Fisioterapia como aliada no tratamento da Esclerose Multipla

A esclerose múltipla tem ganhado uma atenção especial pela comunidade cientifica, é de extrema importância procurar efeitos terapêuticos para diminuir e retardar a evolução progressiva da doença. A pessoa com esclerose múltipla, sofre frequentemente com a espasticidade (Contração involuntária dos músculo), o que acaba muitas vezes dificultando o movimento das pernas dificultando a execução da marcha e consequentemente aumentando cada vez mais o risco de quedas.

A espasticidade pode causar dificuldade na realização de atividades do cotidiano, como caminhar, a higiene básica e a alimentação), além de que, a patologia interfere em mudanças significativas na função da bexiga.

A pratica de exercícios físicos na fase inicial da doença, traz inúmeros benefícios físicos e psicológicos ao paciente, provocando assim, uma grande melhora nas atividades diárias. Para melhorar os sintomas, o paciente deve procurar um fisioterapeuta, para assim associar os exercícios físicos no tratamento da patologia.

O contato com o médico/fisioterapeuta, deve ser de grande importância, uma vez que a troca de informações entre médico e paciente deve ser rigorosa e transparente.

O exercício físico é uma das vertentes principais no tratamento da esclerose múltipla, se for praticado de forma correta, traz inúmeros benefícios, como: fortalecimento muscular na região das pernas, braços e tronco, melhoria significativa no controle da respiração, alivio da tenção muscular. O que proporciona ao paciente, o alivio da dor e uma grande melhora na coordenação motora o que reflete em uma melhor qualidade de vida. Mesmo em casa o paciente pode fazer alguns exercícios, respeitando sempre seus limites e acompanhado de um profissional da área da saúde

Que tipos de exercícios o paciente com esclerose múltipla pode fazer?

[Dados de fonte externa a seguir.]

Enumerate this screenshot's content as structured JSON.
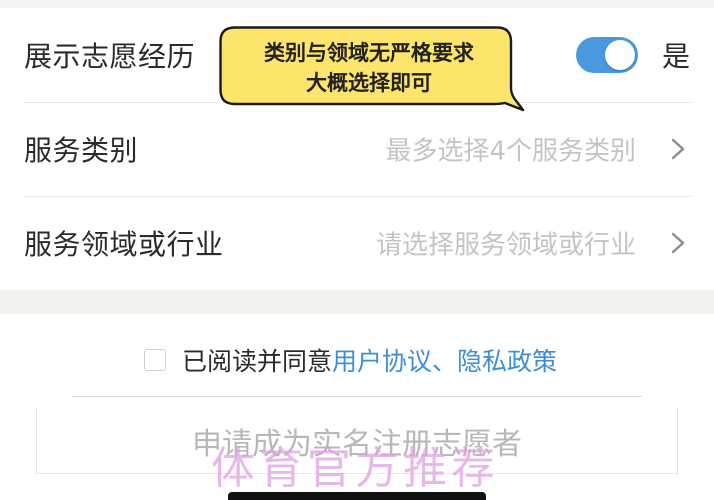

A aplicação de exercícios físicos para o desenvolvimento da força muscular deverá seguir uma ordem crescente de intensidade, pessoas que possuem um maior déficit motor, deve fazer exercícios mais tranquilo(alongamentos), já para indivíduos que possuem um menor déficit motor, pode ser indicado exercícios mais complexos, com ou sem o meio aquático. Deve se evitar a prática de exercícios físicos em períodos de surto da doença, após a recuperação do aluno a atividade poderá ser restabelecida, e um novo cronograma pode ser montado.

Alongamento

O paciente deve sempre começar com um alongamento, o mesmo ajuda a diminuir a dureza e rigidez dos músculo, preparando assim a musculatura para exercícios mais complexos.

Hidroginástica

É recomendado fazer exercícios aquático, pois o mesmo possuí uma boa caraterística de flutuabilidade e de viscosidade, o que reduz o impacto mecânico, proporcionando um maior equilíbrio e amplitude de movimento. O meio aquático tem bons resultados no desenvolvimento e fortalecimento muscular, através de aulas conhecidas como hidroginástica ou hidroterapia. Os resultados podem ser potencializados, com a ajuda de caneleiras e coletes. Esse serviço é ofertado em academias de ginastica ou natação.

Caminhadas

Os exercícios aeróbicos são uma opção viável para quem possui esclerose múltipla, pessoas com mínimo ou nenhum déficit motor pode realizar sessões de caminhada ou até mesmo de corrida, estabelecendo sempre o contato com o médico a fim, de obter informações relevantes para a elaboração do programa de exercícios físicos.